Yes, I'm paraphrasing. But the point is that one of the most trusted faces in American journalism led the morning news telecast with something meant only to inspire fear, uncertainty and doubt. Like shouting "Fire!" in a crowded theater. After which both of my sons glanced at me. Their eyes saying everything I needed to know. "Dad, should we be terrified?"
Over the next two weeks, at the media's prodding, we all believed that Dustin Hoffman was about to walk into our homes in a large, silver hazmat suit.
Clients canceled travel plans. Air traffic slowed. Hotels saw a dip in occupancy rates. Investors rushed to raise cash in lieu of the pending contagion. The market corrected 9.6 percent from September 18th through October 15th. All because the media, without any evidence, led the public to believe that Ebola was preparing to rip through the country like plague.
A good month for advertisers. Hardly so for the human race.
Then, as quickly as a breeze chills your skin and blows on bye, the attention faded.
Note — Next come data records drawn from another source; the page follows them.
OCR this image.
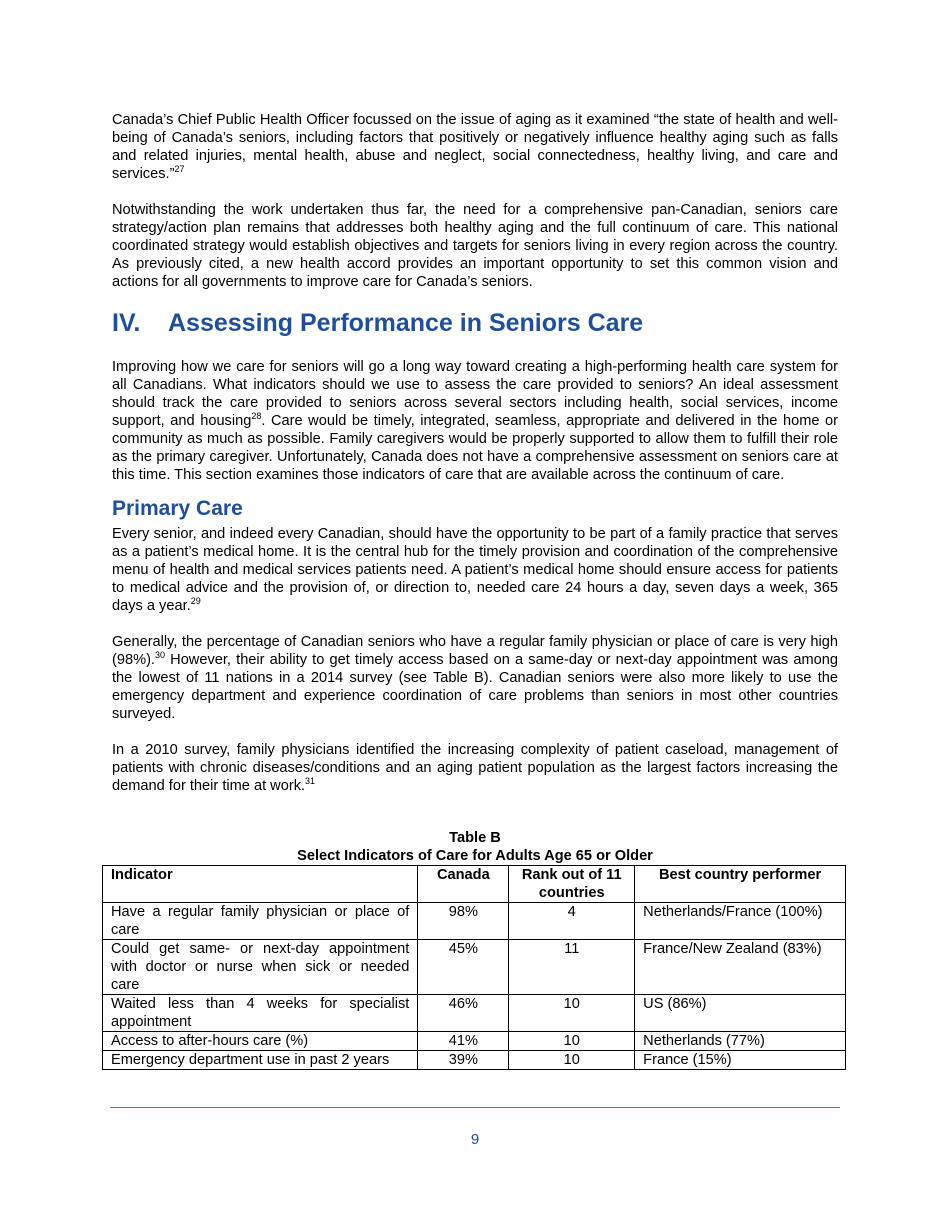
Canada’s Chief Public Health Officer focussed on the issue of aging as it examined “the state of health and well-being of Canada’s seniors, including factors that positively or negatively influence healthy aging such as falls and related injuries, mental health, abuse and neglect, social connectedness, healthy living, and care and services.”$^{27}$

Notwithstanding the work undertaken thus far, the need for a comprehensive pan-Canadian, seniors care strategy/action plan remains that addresses both healthy aging and the full continuum of care. This national coordinated strategy would establish objectives and targets for seniors living in every region across the country. As previously cited, a new health accord provides an important opportunity to set this common vision and actions for all governments to improve care for Canada’s seniors.

IV. Assessing Performance in Seniors Care

Improving how we care for seniors will go a long way toward creating a high-performing health care system for all Canadians. What indicators should we use to assess the care provided to seniors? An ideal assessment should track the care provided to seniors across several sectors including health, social services, income support, and housing$^{28}$. Care would be timely, integrated, seamless, appropriate and delivered in the home or community as much as possible. Family caregivers would be properly supported to allow them to fulfill their role as the primary caregiver. Unfortunately, Canada does not have a comprehensive assessment on seniors care at this time. This section examines those indicators of care that are available across the continuum of care.

Primary Care

Every senior, and indeed every Canadian, should have the opportunity to be part of a family practice that serves as a patient’s medical home. It is the central hub for the timely provision and coordination of the comprehensive menu of health and medical services patients need. A patient’s medical home should ensure access for patients to medical advice and the provision of, or direction to, needed care 24 hours a day, seven days a week, 365 days a year.$^{29}$

Generally, the percentage of Canadian seniors who have a regular family physician or place of care is very high (98%).$^{30}$ However, their ability to get timely access based on a same-day or next-day appointment was among the lowest of 11 nations in a 2014 survey (see Table B). Canadian seniors were also more likely to use the emergency department and experience coordination of care problems than seniors in most other countries surveyed.

In a 2010 survey, family physicians identified the increasing complexity of patient caseload, management of patients with chronic diseases/conditions and an aging patient population as the largest factors increasing the demand for their time at work.$^{31}$

Table B
Select Indicators of Care for Adults Age 65 or Older
Indicator	Canada	Rank out of 11 countries	Best country performer
Have a regular family physician or place of care	98%	4	Netherlands/France (100%)
Could get same- or next-day appointment with doctor or nurse when sick or needed care	45%	11	France/New Zealand (83%)
Waited less than 4 weeks for specialist appointment	46%	10	US (86%)
Access to after-hours care (%)	41%	10	Netherlands (77%)
Emergency department use in past 2 years	39%	10	France (15%)
9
Because the media has the overly exuberant attention span of a six-year old. And in the vacuum of that former crisis, the media's attention quickly settled back on its secondary fixation -- celebrities.
If Kim Kardashian's untalented, superficial, vacuous, single-syllable speaking image appears on your television? Exhale. For it can only mean there is no bird flu, swine flu, Ebola, terrorist or nuclear threats, military crises, economic collapses, or general cataclysms about to befall an otherwise unaware society.
F.U.D. It is the enemy of a peaceful existence. The bane of rational thinking. The scourge of logic. And yet, there is an antidote.
The next time you detect a rise in the public's anxiety levels. The next time a journalist interrupts your regularly scheduled programming, face affixed with a Swahili terror mask. The next time your eight-year old daughter asks if the family should hide in a cave just beyond the city limits. Right then, remember this: today's media specializes in dishing up the lowest common denominator to an audience that prefers to avoid any critical thinking.
Sometimes? Life does imitate art. And sometimes that art reads like a William S. Burroughs novel. Or a Kafka story. Or resembles a Dali painting. Not always. But sometimes. For those of clear head and sound vision, this only enhances life's entertainment value.
Keep that in mind. And you and your loved ones will be better prepared for the next media-born, viral outbreak of severe, congestive and debilitating public irrationality.